Une ample comédie en cent actes divers
Et dont la scène est l’univers.

Il y a écrit les Mémoires de son temps, non les siens. Ce que M. Rostand a mis dans Chantecler, c’est lui-même, et c’est le meilleur de lui, je veux dire : son émotion devant les spectacles champêtres, son expérience de la vie et sa conception de l’art.

… L’atmosphère de la pièce est une atmosphère de libre fantaisie, de belle humeur et de gaieté. Les grelots de la folie y mettent leur tintement joyeux. Mille et un traits d’ironie, d’espièglerie, de gaminerie raillent au passage les plus modernes de nos travers. En maints endroits, on sent que le poète s’amuse.
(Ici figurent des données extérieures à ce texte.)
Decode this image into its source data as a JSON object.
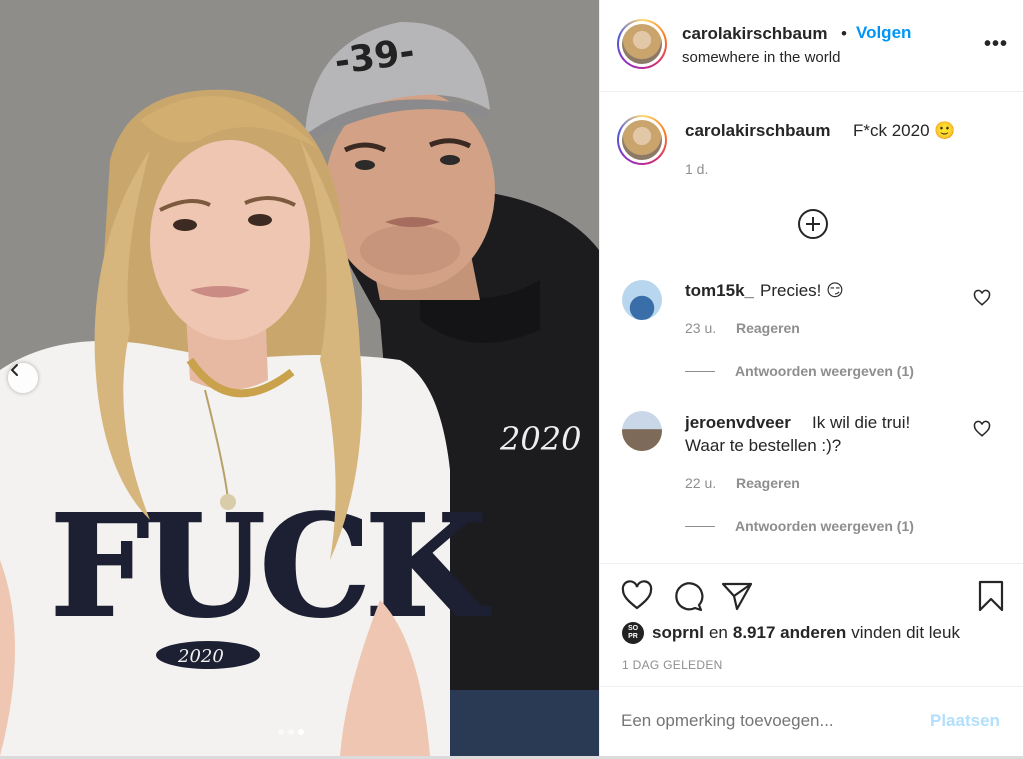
{
  "post": {
    "username": "carolakirschbaum",
    "follow_label": "Volgen",
    "bullet": "•",
    "location": "somewhere in the world",
    "more_label": "•••"
  },
  "caption": {
    "username": "carolakirschbaum",
    "text": "F*ck 2020 🙂",
    "time": "1 d."
  },
  "comments": [
    {
      "username": "tom15k_",
      "text": "Precies! 😏",
      "time": "23 u.",
      "reply_label": "Reageren",
      "view_replies": "Antwoorden weergeven (1)"
    },
    {
      "username": "jeroenvdveer",
      "text_line1": "Ik wil die trui!",
      "text_line2": "Waar te bestellen :)?",
      "time": "22 u.",
      "reply_label": "Reageren",
      "view_replies": "Antwoorden weergeven (1)"
    }
  ],
  "likes": {
    "avatar_text_top": "SO",
    "avatar_text_bottom": "PR",
    "liker": "soprnl",
    "connector": "en",
    "count": "8.917 anderen",
    "suffix": "vinden dit leuk"
  },
  "date_label": "1 DAG GELEDEN",
  "comment_box": {
    "placeholder": "Een opmerking toevoegen...",
    "post_label": "Plaatsen"
  },
  "carousel": {
    "slides": 3,
    "active": 3
  },
  "colors": {
    "accent": "#0095f6",
    "muted": "#8e8e8e",
    "post_disabled": "#b2dffc"
  }
}
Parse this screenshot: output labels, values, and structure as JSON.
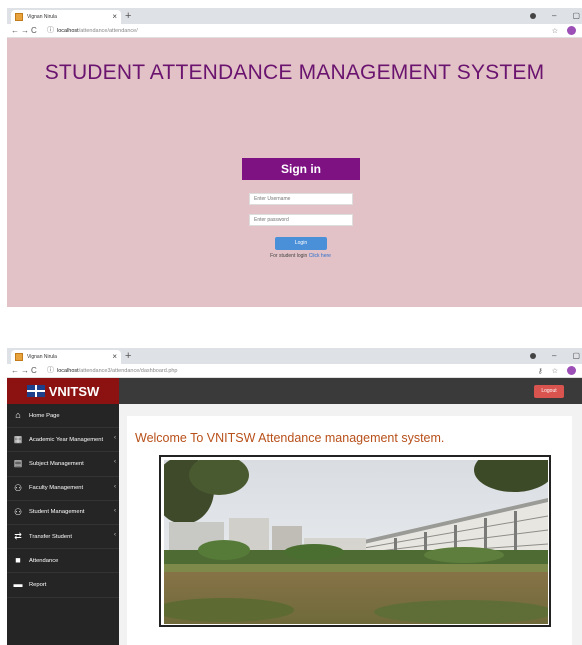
{
  "login_window": {
    "tab_title": "Vignan Nirula",
    "url_host": "localhost",
    "url_path": "/attendance/attendance/",
    "app_title": "STUDENT ATTENDANCE MANAGEMENT SYSTEM",
    "signin_label": "Sign in",
    "username_placeholder": "Enter Username",
    "password_placeholder": "Enter password",
    "login_button": "Login",
    "student_login_text": "For student login",
    "student_login_link": "Click here"
  },
  "dashboard_window": {
    "tab_title": "Vignan Nirula",
    "url_host": "localhost",
    "url_path": "/attendance3/attendance/dashboard.php",
    "brand": "VNITSW",
    "logout_label": "Logout",
    "welcome": "Welcome To VNITSW Attendance management system.",
    "sidebar": [
      {
        "label": "Home Page",
        "icon": "home-icon",
        "caret": false
      },
      {
        "label": "Academic Year Management",
        "icon": "calendar-icon",
        "caret": true
      },
      {
        "label": "Subject Management",
        "icon": "book-icon",
        "caret": true
      },
      {
        "label": "Faculty Management",
        "icon": "users-icon",
        "caret": true
      },
      {
        "label": "Student Management",
        "icon": "users-icon",
        "caret": true
      },
      {
        "label": "Transfer Student",
        "icon": "transfer-icon",
        "caret": true
      },
      {
        "label": "Attendance",
        "icon": "file-icon",
        "caret": false
      },
      {
        "label": "Report",
        "icon": "folder-icon",
        "caret": false
      }
    ]
  },
  "colors": {
    "login_bg": "#e2c2c6",
    "title_purple": "#6a1470",
    "signin_bg": "#7e1283",
    "login_button": "#4a90d9",
    "brand_red": "#8c1212",
    "sidebar_bg": "#252525",
    "logout_red": "#d9534f",
    "welcome_orange": "#b8501a"
  }
}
C’est son droit et mieux que son droit. On aime cette gaieté qui est, chez le poète mûri, restée si jeune. On lui en veut seulement de certains écarts de cette gaieté.

… Il reste que Chantecler, tout poème qu’il soit, a été composé dans la forme d’une pièce de théâtre. Spectateurs, nous sommes bien obligés de nous placer au point de vue du théâtre. Ici, au lieu d’accumuler les objections de principe et les chicanes de détail, disons tout uniment que M. Rostand a demandé cette fois au théâtre autre chose et plus qu’il ne peut donner. Cela ne nous surprend ni ne nous fâche. Pareille aventure est advenue non seulement à des poètes, mais à des dramaturges de carrière. Rappelez-vous la préface de l’Étrangère. Lui aussi, M. Rostand a fait craquer les barrières étroites du théâtre. Lui aussi, il a forcé les ressources de son art. Le poète a fait violence à l’auteur dramatique. L’auteur dramatique n’est pas diminué par l’épreuve ; le poète en sort grandi… »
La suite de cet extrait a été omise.